4. Es ist zweifellos von Vorteil, wenn man gut mit Geld umgehen kann. Und gerade darin ist der öffentliche Dienst unerreicht. Von wem werden so vorausschauend, manchmal über 50 Jahre hinweg, Brücken in die Landschaft gesetzt, lange bevor die dazugehörige Straße gebaut wird? Von keinem, nur vom öffentlichen Dienst. Privatunternehmen kämen gar nicht auf die Idee, rein prophylaktisch Brücken zu errichten, da es ihnen unbestreitbar an der notwendigen Prognosefähigkeit mangelt. Ihr Unternehmen würde mit Hilfe meiner exzellenten Beratung also auch den reibungslosen Übergang zum postfossilen Zeitalter bewältigen. Ich verrate Ihnen nicht zuviel, wenn ich andeute, daß ich zu Hause mit einem ans Stromnetz angeschlossenen Heimtrainer bereits den Prototyp der künftigen Energieversorgung ausprobiere. Nach Abschluß eines Sponsorenvertrags mit dem Gesundheitsministerium oder der AOK werde ich damit auf dem Energiemarkt gewiß große Erfolge feiern.
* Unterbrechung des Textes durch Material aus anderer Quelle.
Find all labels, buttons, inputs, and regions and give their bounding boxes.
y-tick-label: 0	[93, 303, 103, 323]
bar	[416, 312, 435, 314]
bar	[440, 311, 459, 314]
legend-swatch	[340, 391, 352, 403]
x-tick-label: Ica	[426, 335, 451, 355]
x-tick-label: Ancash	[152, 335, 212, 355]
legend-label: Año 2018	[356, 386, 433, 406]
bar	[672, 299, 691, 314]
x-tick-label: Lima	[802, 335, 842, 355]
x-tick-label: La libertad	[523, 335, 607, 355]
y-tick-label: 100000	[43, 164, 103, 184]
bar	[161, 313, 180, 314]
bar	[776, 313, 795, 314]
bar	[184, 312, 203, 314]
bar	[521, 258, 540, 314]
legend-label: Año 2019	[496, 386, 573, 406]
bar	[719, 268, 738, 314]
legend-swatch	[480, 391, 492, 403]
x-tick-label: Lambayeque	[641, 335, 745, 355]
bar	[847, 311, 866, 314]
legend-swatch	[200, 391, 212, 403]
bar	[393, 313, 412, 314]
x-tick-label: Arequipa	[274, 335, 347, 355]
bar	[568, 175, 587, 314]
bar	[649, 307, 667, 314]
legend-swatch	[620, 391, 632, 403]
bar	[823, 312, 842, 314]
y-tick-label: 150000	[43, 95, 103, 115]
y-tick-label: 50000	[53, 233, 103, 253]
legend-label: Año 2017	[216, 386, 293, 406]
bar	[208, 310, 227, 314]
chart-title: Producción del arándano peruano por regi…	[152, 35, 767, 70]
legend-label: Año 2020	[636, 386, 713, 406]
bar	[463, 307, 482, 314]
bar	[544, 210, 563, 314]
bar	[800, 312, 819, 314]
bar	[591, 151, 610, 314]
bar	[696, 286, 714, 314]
Wie Sie sehen, bin ich für den vakanten Job bestens geeignet. Für Ihre Zusage danke ich Ihnen im voraus und verbleibe

mit freundlichen Grüßen
Michael Schöfer

PS: Es wäre unserem Arbeitsverhältnis außerordentlich dienlich, wenn Sie mich noch vor Aufnahme meiner Tätigkeit über die Höhe des Urlaubs- und Weihnachtsgeldes in Ihrem Unternehmen informieren würden.